While Bordier's elder brother Guillaume was appointed to become an ICRC member in 1955 (and ICRC vice-president in 1966/67), little has been published about her later activities which focused on local child welfare. She was supported in this by Maria Mościcka (1896-1979), the widow of Ignacy Mościcki (1867-1946), who was the president of Poland when Germany invaded the country in 1939. Bordier hosted Mościcka in her estate at Chemin des Colombiere 12 in Versoix until the death of the destitute exile and became her testamentary executor. In that role, she approved in 1984 of Mościckin's and Mościcka's exhumation when the descendants of the former president requested that the remains be moved from Versoix to Warsaw. The Polish authorities agreed to a private funeral without any state ceremonies, but the authorities of the canton of Geneva withdrew their agreement after protests from Polish emigrants. It was only in 1993 that the remains of the couple were buried at the Powązki Cemetery.

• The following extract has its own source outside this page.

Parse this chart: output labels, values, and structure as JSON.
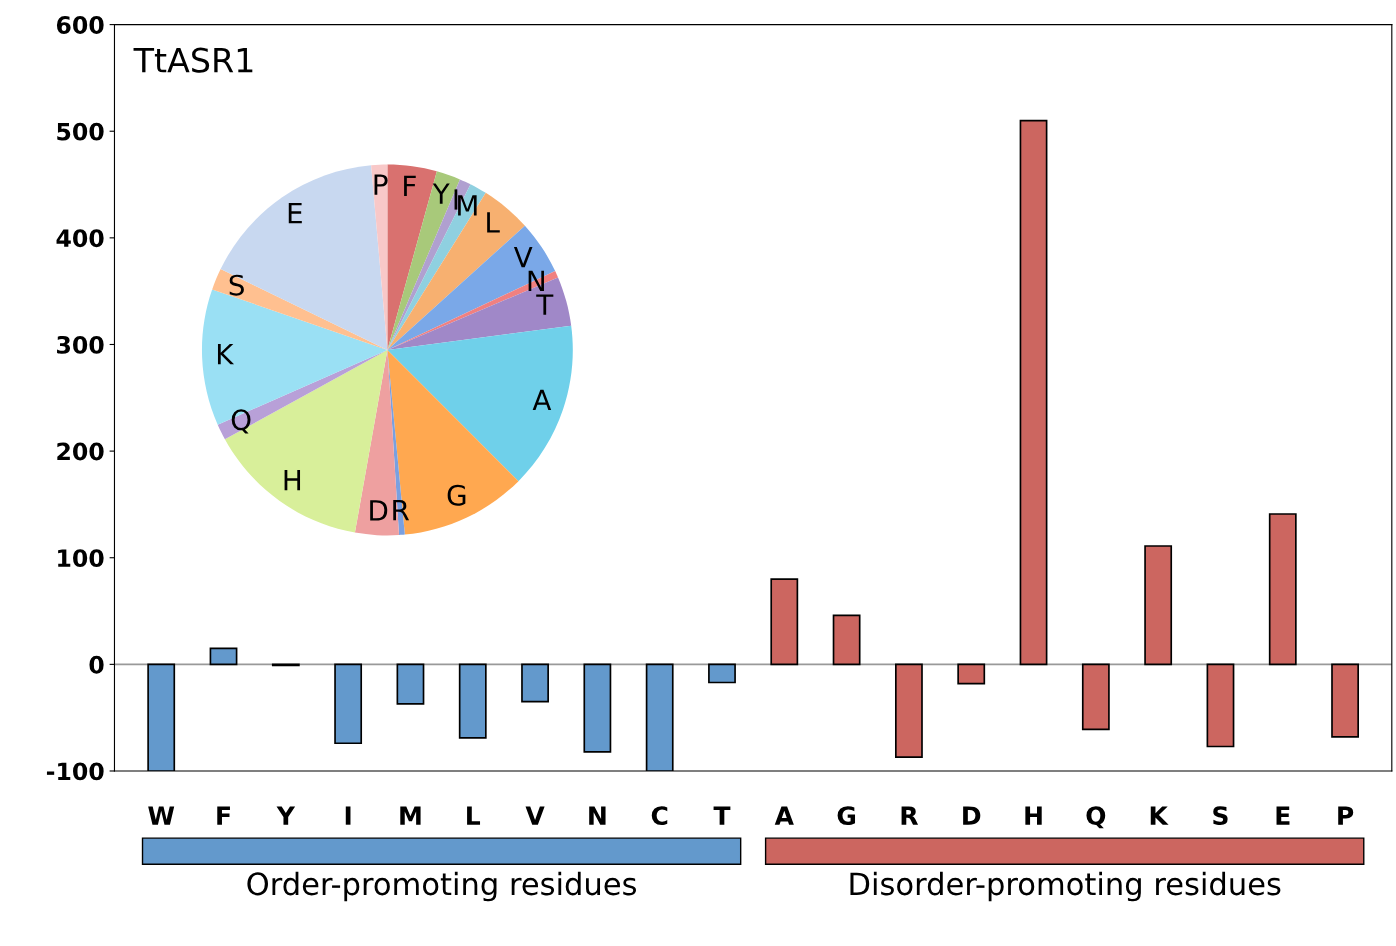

Bordier and her sister Marie donated their estate in Versoix in the early 1980s to the canton of Geneva under the unalienable condition that it would be used for child welfare. It became the school "Les Vignes" ("The Vines") for under-privileged children.

Bordier is buried at the cemetery of Versoix in a family grave with her parents and her great-grandmother Julie née Frölicher (1802-1884).